Deepfakes are produced using advanced AI/Deep Learning techniques, precisely Generative Adversarial Networks (GANs). Just think of GANs as two AI algorithms that compete against each other: one creates the fake, and the other attempts to detect it. This ongoing battle accelerates with rapid improvements in the generated content to make it ‘feel’ more real. This is a simple way of looking of how deepfakes are made. But we won’t go further on how GANs create deepfakes but see the impacts of deepfakes.

Deepfakes and implications or “Seeing is.. not believing”

Deepfakes pose certain risks to personal privacy and consent. With the manipulative aspects of deepfakes, malicious use of deepfakes can undermine trust in media, distort public information and infringe on individual rights. The term ‘Seeing is believing’ is being challenged as it is becoming difficult to spot real or ‘truth’ from fake content.

You can visit to test if you can discern fake from real images.

Malicious use of deepfakes

We are going to go through some examples of deepfake used maliciously and hopefully at the end, we will see the increasing and urgent need for policies and good regulation for AI in Mauritius

  1. Non-consensual deepfake pornography
    Deepfake has been used in creating explicit images and videos’ without the individual’s consent. Victims, like Noelle Martin. discovered manipulated pornographic content of themselves online and these were creating using their public photos using deepfake. This is a serious misuse representing violation of privacy and leading to psychological harm.
  2. Democratic interference
    Influencing public perception can influence electoral outcomes. Deepfake has been used in creating fake political advertisements and news. For example, one can alter images and videos to make a political candidate more appealing while deepfakes of politicians can be created to mislead voters and harm reputation. Deepfake can harm the democratic process and one alleged example is a deepfake audio in which a political figure was heard berating his staff.
  3. Slow erosion in trust in media
    Previously, one simple google search will give insight whether a specific content is fake or not. Nowadays, it’s increasingly hard to discern real from fake content as deepfake are becoming more sophisticated. An erosion in trust in media will lead to a skepticism of the content being displayed irrespective of the source. When people start to doubt if what they see on their screens is authentic or not, this can deepen social divisions.
  4. Harassment and smear campaign
    One (another) ethical concern is the use of deepfake to harass individuals. Deepfake has been used to silence and discredit journalists during a smear campaign.

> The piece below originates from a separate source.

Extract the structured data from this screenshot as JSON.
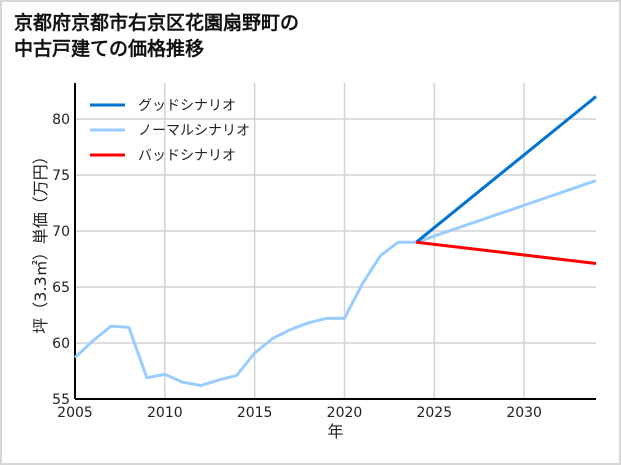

Globally, the legal response to deepfakes is slowly developing and varied. Some countries have begun to adapt existing laws on fraud, defamation, and image rights to include deepfakes, while others have introduced specific legislation aimed at this new form of digital manipulation. In the US, individual states have passed laws criminalising the creation and distribution of non-consensual deepfake pornography. While some states in the US have laws against non-consensual deepfake pornography, many other places do not have specific regulations that adequately cover the range of potential abuses, leaving victims without recourse.

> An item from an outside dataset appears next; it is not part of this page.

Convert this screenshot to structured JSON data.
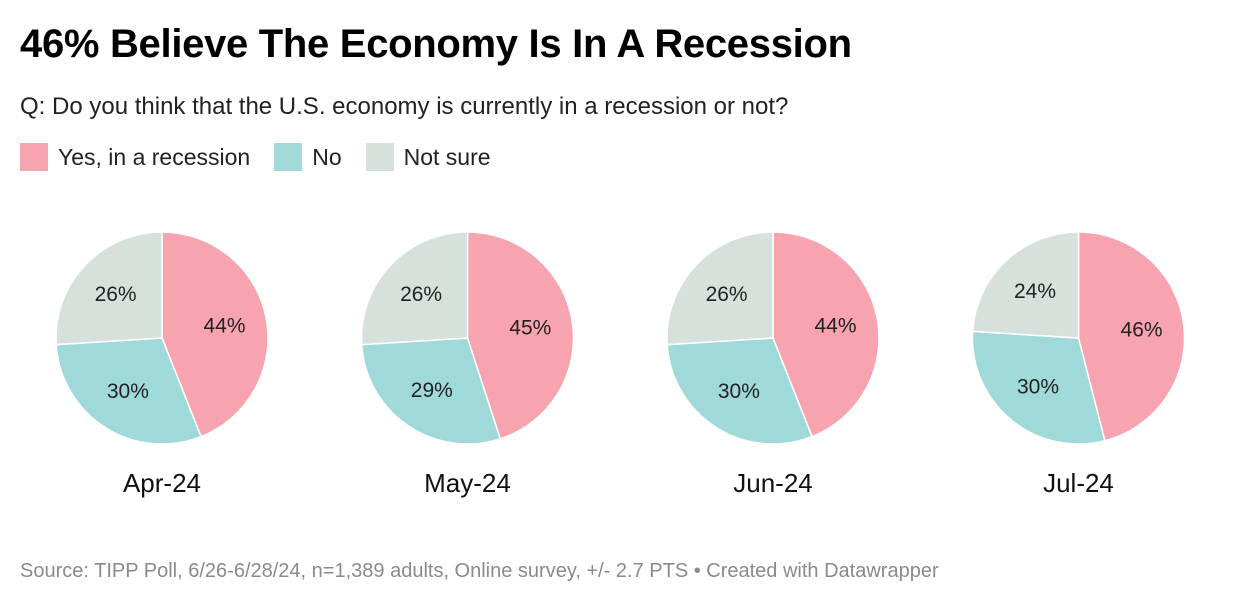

What does this all mean for Mauritius?

If we refer to malicious use of deepfake, the need for informed policy, robust legal measures and possible community engagement is clear and urgent. By addressing the challenges posed by deepfakes head-on, Mauritius can safeguard its digital and social fabric, ensuring that the benefits of AI are realised while its potential for harm is contained or minimised.

How do we enable this safeguard? To do so, Mauritius will require laws that explicitly ban the creation and distribution of malicious deepfakes, with clear definitions and penalties. This legislation should cover non-consensual deepfake pornography and fraudulent manipulation in political campaigns.

Although the development of such a legal framework is essential, a fight against deepfake will also require the help from local tech communities and public awareness campaigns. Local tech communities would need to create cooperation among technologists, legal experts and the civil society to monitor the landscape of digital content manipulation. Such a cooperation would benefit raising the awareness and dangers of deepfakes and possibly propose adaptive strategies.

At this point in the AI summer, I am more scared of deepfake than AI killing us.